I want to use one of “tourchvision” models in a regression problem where the output is a binary vector of size 64. One option to do this is by replacing the classification layer with a regression layer. As I want to leave the model intact, I am thinking to do it as follows:

...
import torch.nn.functional as F
...
model= get_model('vgg16', num_classes = 64, ....)
...
for batch_idx, (data, target) in enumerate(train_loader):
data, target = data.to(device), target.to(device)
optimizer.zero_grad()
output = model(data)
output_as_regressor = F.sigmoid(output, dim=1)
loss += criterion(output_as_regressor, target).item() # criterion = nn.CrossEntropyLoss()
...
...

Should I use binary_cross_entropy_with_logits or binary_cross_entropy instead of CrossEntropyLoss?

Haven’t tried it yet and not sure if I am missing something; and, would appreciate hearing any thoughts on it.

Could you explain a bit about your target?
If you apply F.sigmoid, you should use BCELoss instead of BCEWithLogitsLoss.
Are your targets in the range [0, 1]? The sigmoid makes it quite hard for your model to predict values close to 0 and 1. So you could check MSELoss instead and see, if it’s better suited for your problem.

The target is a binary vector, for example, [1, 0, 0, 0, 1, 0, 1, 1,...,0] (length 64).
I think it is possible to use rounding on the final outputs to force them to either 0 or 1.
So, I will try sigmoid + MSELoss.

I think this is not a problem of using model in torchvision. What you want seems like to use the model to output binary vector, instead of the original output you get from the model directly.

Firstly, you need to have your own method of getting 0 or 1 based on the output of the model, like if the model output [-2.3, 4.4, 2.0, -0.8], you need to specify what binary it should output. Like for conventional softmax method for single-label task, they select the maximum to be 1 and all others 0.

Then, you have your output of the original model, which is not binary, and the target binary value, and (maybe?) you can extend the definition of cross entropy to multi-label task (where the target is not a single 1 binary vector).

Well, if your target is (either 0 or 1) and one sample might have multiple ones, I think it’s a multi-label classification task, but please correct me, if I’m wrong.

If that’s the case, you can apply sigmoid on your output, making it possible to output several classes for each sample, and use BCELoss.
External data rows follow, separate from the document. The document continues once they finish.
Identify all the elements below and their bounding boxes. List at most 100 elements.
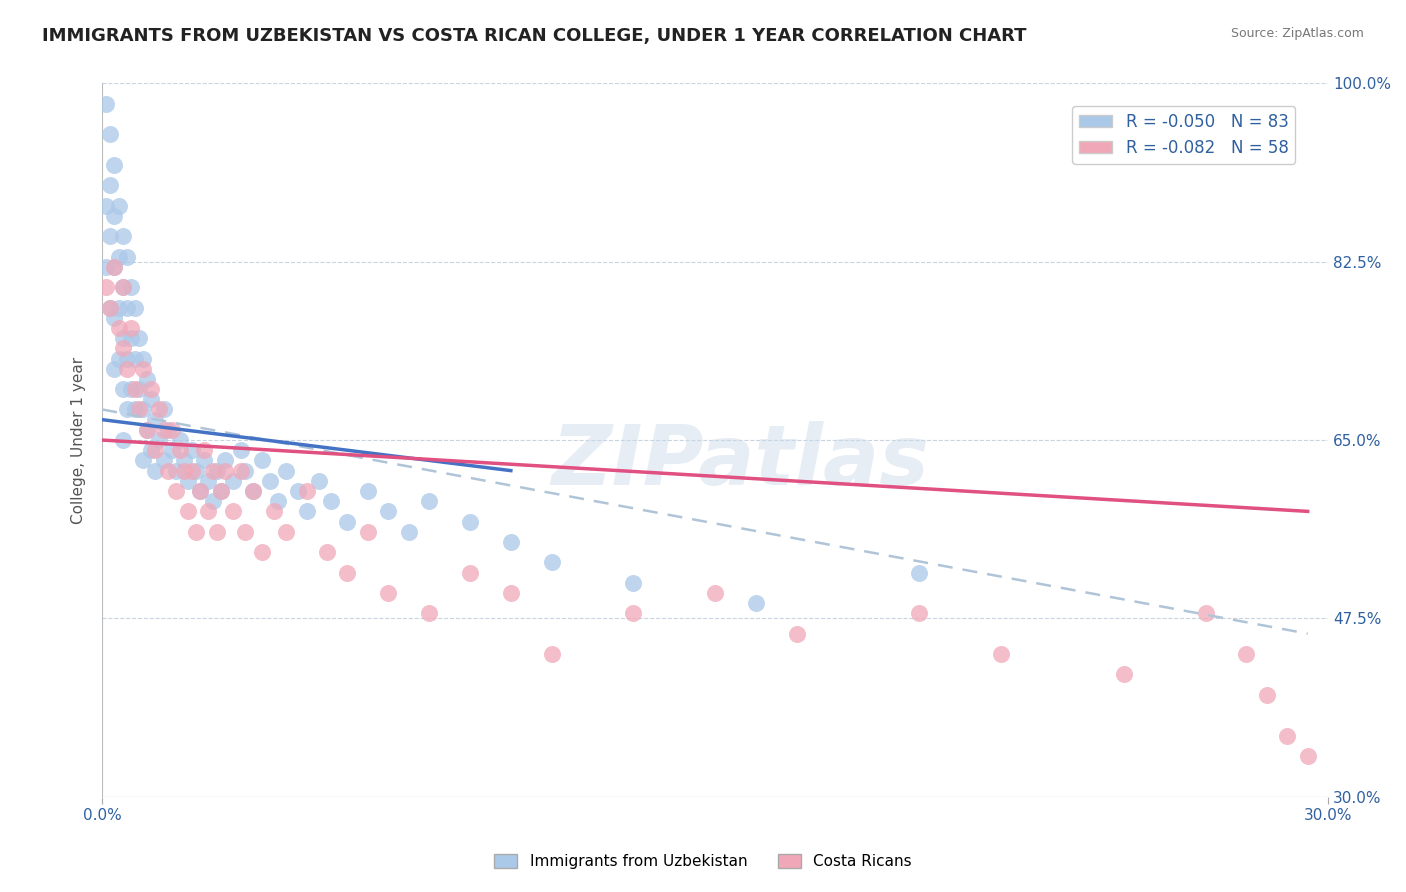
Point <box>115 402 138 417</box>
Point <box>499 586 522 600</box>
Point <box>177 474 200 488</box>
Point <box>908 566 931 580</box>
Point <box>169 433 191 447</box>
Point <box>209 483 232 498</box>
Point <box>143 443 166 458</box>
Point <box>205 464 228 478</box>
Point <box>115 301 138 315</box>
Point <box>319 494 342 508</box>
Legend: Immigrants from Uzbekistan, Costa Ricans: Immigrants from Uzbekistan, Costa Ricans <box>488 848 918 875</box>
Point <box>111 331 134 345</box>
Point <box>128 331 150 345</box>
Point <box>1234 647 1257 661</box>
Point <box>169 443 191 458</box>
Point <box>100 178 122 193</box>
Point <box>357 483 380 498</box>
Point <box>111 342 134 356</box>
Point <box>96 280 118 294</box>
Point <box>250 453 273 467</box>
Point <box>786 626 808 640</box>
Point <box>623 575 645 590</box>
Point <box>1194 607 1216 621</box>
Point <box>231 464 253 478</box>
Point <box>222 474 245 488</box>
Point <box>132 453 155 467</box>
Point <box>181 443 204 458</box>
Point <box>141 443 163 458</box>
Point <box>111 382 134 396</box>
Point <box>201 494 224 508</box>
Point <box>458 566 481 580</box>
Point <box>136 423 159 437</box>
Point <box>115 361 138 376</box>
Point <box>336 515 359 529</box>
Point <box>120 321 142 335</box>
Point <box>165 483 187 498</box>
Point <box>143 464 166 478</box>
Point <box>274 464 297 478</box>
Point <box>540 555 562 569</box>
Point <box>222 504 245 518</box>
Point <box>990 647 1012 661</box>
Point <box>316 545 339 559</box>
Point <box>274 524 297 539</box>
Point <box>418 494 440 508</box>
Point <box>287 483 309 498</box>
Point <box>188 483 211 498</box>
Point <box>205 524 228 539</box>
Point <box>143 412 166 426</box>
Point <box>100 301 122 315</box>
Point <box>103 158 125 172</box>
Point <box>124 382 146 396</box>
Point <box>156 464 179 478</box>
Point <box>308 474 330 488</box>
Point <box>115 351 138 366</box>
Point <box>152 423 174 437</box>
Point <box>336 566 359 580</box>
Point <box>152 453 174 467</box>
Point <box>377 586 399 600</box>
Point <box>357 524 380 539</box>
Point <box>111 229 134 244</box>
Point <box>173 464 195 478</box>
Point <box>136 423 159 437</box>
Point <box>96 260 118 274</box>
Point <box>186 524 208 539</box>
Point <box>263 504 285 518</box>
Point <box>120 331 142 345</box>
Point <box>181 464 204 478</box>
Point <box>398 524 420 539</box>
Point <box>103 209 125 223</box>
Point <box>103 260 125 274</box>
Point <box>186 464 208 478</box>
Point <box>124 351 146 366</box>
Point <box>141 382 163 396</box>
Point <box>103 361 125 376</box>
Legend: R = -0.050   N = 83, R = -0.082   N = 58: R = -0.050 N = 83, R = -0.082 N = 58 <box>1073 106 1295 164</box>
Point <box>377 504 399 518</box>
Point <box>100 128 122 142</box>
Point <box>156 423 179 437</box>
Point <box>128 382 150 396</box>
Point <box>111 280 134 294</box>
Point <box>96 96 118 111</box>
Point <box>148 433 170 447</box>
Point <box>100 301 122 315</box>
Point <box>745 596 768 610</box>
Point <box>259 474 281 488</box>
Point <box>152 402 174 417</box>
Point <box>214 464 236 478</box>
Point <box>111 433 134 447</box>
Point <box>124 402 146 417</box>
Point <box>233 524 256 539</box>
Point <box>124 301 146 315</box>
Point <box>165 464 187 478</box>
Point <box>418 607 440 621</box>
Point <box>100 229 122 244</box>
Point <box>242 483 264 498</box>
Point <box>214 453 236 467</box>
Point <box>1296 748 1319 763</box>
Point <box>107 301 129 315</box>
Point <box>103 260 125 274</box>
Point <box>1256 688 1278 702</box>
One aim of the question is related to adding a regressor on-top of a classifier model; and if this is possible, it will help a lot of people who are dealing with such problems.
The problem I presented is one example. For a binary vector of size 512, there are 2^512 different/possible states depending on the binary entries, right?

I will use sigmoid + BCELoss and see how it goes.

@deJQK using sigmoid, the output will be bounded in the range [0, 1]. A simple rounding, thus, will do.